Neither had I, but there have to be a thousand stories in people’s laundry – dirty or clean. My laundry mostly tells the story of someone who writes and works from home, someone who walks a lot and works out a lot. Raymond’s tells the story of a man working in management, seeing clients, catching up on never-ending reports. They tell the story of a man who loves martial arts and loves being active. Sometimes there are travel stories, like the stain from some exotic sauce acquired while entertaining clients in a seafood restaurant in Alexandria. Sometimes there are anatomy stories, like the way his socks wear on the heels while mine wear out on the bottoms. We both threw away a couple pairs of socks after we’d finished the Coast to Coast walk a few years ago. I wear high socks when the weather’s cold and I’m sitting on my arse spending long hours in with my characters. I wear short light socks in the gym.
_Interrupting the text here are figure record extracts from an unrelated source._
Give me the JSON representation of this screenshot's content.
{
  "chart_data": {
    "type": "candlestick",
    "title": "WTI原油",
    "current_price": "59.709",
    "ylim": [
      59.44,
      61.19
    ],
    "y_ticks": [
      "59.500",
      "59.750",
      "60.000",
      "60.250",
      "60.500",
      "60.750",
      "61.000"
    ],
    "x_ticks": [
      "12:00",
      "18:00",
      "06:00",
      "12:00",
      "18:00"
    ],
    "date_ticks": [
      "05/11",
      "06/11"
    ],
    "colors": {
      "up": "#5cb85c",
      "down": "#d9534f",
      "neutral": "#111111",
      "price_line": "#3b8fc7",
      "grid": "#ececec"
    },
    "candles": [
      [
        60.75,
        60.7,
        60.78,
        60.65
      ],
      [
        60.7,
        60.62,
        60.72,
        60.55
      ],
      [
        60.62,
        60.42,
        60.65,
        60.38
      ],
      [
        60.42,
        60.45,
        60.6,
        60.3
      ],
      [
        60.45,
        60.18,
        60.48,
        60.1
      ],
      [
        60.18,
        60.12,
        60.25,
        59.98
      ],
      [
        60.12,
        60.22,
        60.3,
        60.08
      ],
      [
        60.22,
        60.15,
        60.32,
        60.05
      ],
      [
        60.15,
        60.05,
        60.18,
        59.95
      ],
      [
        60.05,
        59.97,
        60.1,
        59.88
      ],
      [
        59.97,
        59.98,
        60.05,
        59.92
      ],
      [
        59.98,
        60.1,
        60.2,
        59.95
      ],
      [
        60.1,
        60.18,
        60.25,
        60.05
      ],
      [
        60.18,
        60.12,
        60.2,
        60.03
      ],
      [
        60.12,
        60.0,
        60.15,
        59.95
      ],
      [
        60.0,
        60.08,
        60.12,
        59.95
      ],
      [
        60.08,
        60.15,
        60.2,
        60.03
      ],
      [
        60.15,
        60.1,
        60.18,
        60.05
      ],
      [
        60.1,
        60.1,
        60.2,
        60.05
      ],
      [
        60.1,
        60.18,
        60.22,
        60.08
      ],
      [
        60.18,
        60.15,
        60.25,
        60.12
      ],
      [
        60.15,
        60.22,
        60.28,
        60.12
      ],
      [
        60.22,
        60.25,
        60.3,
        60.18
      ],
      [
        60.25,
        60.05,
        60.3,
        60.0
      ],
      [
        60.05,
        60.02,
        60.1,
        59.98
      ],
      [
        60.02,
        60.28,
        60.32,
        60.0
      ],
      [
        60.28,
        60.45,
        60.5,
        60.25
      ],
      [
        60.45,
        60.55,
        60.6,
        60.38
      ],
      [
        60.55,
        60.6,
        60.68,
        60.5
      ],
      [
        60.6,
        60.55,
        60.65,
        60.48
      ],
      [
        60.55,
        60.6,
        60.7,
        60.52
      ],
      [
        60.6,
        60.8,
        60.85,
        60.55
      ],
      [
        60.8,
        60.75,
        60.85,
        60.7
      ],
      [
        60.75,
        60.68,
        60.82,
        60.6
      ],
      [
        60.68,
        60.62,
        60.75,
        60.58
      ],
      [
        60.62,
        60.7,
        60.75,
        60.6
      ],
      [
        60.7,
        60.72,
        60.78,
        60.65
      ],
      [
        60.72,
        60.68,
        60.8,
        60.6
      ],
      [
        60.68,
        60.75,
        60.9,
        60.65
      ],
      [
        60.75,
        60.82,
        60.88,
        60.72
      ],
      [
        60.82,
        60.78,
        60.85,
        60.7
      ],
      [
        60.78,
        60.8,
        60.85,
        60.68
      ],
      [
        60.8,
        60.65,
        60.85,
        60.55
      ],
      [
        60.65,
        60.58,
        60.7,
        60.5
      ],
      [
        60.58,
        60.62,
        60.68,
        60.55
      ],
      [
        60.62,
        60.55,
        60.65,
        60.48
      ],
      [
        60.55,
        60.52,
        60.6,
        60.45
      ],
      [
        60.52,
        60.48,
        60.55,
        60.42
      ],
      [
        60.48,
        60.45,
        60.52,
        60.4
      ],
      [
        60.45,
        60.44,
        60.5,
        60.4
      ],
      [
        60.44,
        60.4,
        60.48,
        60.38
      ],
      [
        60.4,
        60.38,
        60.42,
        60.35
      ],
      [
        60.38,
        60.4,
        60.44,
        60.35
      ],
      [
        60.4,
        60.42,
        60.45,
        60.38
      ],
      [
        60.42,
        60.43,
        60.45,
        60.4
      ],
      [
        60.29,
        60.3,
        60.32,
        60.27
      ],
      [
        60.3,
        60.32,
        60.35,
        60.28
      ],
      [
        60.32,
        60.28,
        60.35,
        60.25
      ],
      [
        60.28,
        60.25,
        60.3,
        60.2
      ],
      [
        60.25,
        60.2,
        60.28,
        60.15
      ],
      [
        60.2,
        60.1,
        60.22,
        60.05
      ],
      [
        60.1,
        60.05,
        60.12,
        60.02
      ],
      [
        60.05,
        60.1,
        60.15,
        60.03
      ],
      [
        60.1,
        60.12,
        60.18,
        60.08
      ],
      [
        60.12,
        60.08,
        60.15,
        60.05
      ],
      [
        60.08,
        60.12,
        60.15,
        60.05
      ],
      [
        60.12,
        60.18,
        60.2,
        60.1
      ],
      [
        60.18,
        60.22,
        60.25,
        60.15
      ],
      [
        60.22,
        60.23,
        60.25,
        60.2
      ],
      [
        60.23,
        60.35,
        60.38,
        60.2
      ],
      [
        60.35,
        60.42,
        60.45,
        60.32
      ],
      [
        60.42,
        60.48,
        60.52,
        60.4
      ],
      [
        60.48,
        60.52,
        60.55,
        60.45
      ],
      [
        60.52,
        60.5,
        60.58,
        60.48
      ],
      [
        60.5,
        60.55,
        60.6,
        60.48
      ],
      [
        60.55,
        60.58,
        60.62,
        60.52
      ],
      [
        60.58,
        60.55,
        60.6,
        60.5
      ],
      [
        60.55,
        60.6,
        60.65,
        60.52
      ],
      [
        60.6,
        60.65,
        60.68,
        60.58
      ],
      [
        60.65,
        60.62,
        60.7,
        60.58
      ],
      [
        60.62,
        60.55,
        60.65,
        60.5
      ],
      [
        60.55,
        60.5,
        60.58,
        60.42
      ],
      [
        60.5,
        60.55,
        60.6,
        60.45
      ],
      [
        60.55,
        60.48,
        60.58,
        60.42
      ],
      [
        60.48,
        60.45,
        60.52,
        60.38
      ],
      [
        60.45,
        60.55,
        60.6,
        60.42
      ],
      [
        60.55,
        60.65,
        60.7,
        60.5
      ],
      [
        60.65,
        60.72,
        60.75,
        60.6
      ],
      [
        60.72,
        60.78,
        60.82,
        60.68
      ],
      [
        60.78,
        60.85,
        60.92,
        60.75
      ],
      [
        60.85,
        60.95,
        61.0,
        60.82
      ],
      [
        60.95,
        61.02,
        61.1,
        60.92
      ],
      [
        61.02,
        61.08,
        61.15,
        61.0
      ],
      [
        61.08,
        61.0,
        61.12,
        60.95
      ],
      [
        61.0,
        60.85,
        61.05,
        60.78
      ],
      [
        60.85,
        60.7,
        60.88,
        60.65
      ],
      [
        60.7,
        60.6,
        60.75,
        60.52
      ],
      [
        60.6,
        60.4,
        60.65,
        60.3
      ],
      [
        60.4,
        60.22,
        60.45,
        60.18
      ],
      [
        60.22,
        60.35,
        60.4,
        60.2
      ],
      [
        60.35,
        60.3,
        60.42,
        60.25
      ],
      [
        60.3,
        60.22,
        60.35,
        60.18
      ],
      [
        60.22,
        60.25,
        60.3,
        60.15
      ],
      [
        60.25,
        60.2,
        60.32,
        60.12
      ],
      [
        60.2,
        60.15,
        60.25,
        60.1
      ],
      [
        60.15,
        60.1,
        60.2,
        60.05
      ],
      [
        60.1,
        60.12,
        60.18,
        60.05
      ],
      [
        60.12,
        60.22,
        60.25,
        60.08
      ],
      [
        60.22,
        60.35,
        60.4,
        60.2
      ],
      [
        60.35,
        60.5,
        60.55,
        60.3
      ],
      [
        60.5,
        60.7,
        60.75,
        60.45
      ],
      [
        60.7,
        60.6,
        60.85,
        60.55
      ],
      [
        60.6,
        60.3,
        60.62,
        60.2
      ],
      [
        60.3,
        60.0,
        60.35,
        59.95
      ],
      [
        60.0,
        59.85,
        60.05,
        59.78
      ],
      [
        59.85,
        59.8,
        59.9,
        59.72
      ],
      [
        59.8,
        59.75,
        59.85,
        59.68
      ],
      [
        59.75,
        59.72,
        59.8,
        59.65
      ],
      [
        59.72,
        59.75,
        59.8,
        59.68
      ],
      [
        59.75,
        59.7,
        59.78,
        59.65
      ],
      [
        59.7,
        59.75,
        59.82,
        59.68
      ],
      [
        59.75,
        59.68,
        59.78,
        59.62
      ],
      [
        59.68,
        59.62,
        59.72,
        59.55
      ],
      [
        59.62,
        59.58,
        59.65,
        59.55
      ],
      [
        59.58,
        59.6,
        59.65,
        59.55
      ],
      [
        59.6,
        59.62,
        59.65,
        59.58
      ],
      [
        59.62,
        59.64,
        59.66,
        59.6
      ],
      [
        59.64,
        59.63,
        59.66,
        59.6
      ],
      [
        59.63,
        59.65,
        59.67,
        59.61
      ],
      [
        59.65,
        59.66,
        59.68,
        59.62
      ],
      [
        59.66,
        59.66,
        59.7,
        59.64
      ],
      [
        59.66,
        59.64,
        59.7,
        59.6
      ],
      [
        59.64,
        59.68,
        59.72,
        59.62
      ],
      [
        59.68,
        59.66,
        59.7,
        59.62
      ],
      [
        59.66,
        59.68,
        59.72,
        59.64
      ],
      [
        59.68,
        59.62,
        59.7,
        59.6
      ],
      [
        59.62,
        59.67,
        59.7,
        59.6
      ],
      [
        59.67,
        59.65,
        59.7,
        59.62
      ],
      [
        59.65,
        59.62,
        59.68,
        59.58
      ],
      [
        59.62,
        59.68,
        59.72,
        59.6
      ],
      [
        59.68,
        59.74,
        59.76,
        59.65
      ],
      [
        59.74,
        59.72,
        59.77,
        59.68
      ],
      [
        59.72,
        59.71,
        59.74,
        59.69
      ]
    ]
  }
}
The point is that the stories of our lives and the fodder for the stories of lives I make up can unfold – or fold, in this case – in unexpected ways. Perhaps Raymond was actually using his martial arts skills to fight off spies who infiltrated the copy room to steal company secrets. Perhaps that’s how he ripped his shirt. Perhaps I woke up this morning and found myself folding the laundry of some stranger, none of it mine, none of it familiar. Perhaps the mud on my walking trousers was actually from my night haunts of staking vampires in old churchyards.
Mind you, most of the time, the folding and putting away of laundry is cause for little more than a sigh of relief that it’s done for this week and I can take down the racks and unclutter the kitchen. But sometimes, even folding the laundry can be more than it actually appears to be, and at the end of the day, everything tells a story – even men’s mismatched black socks.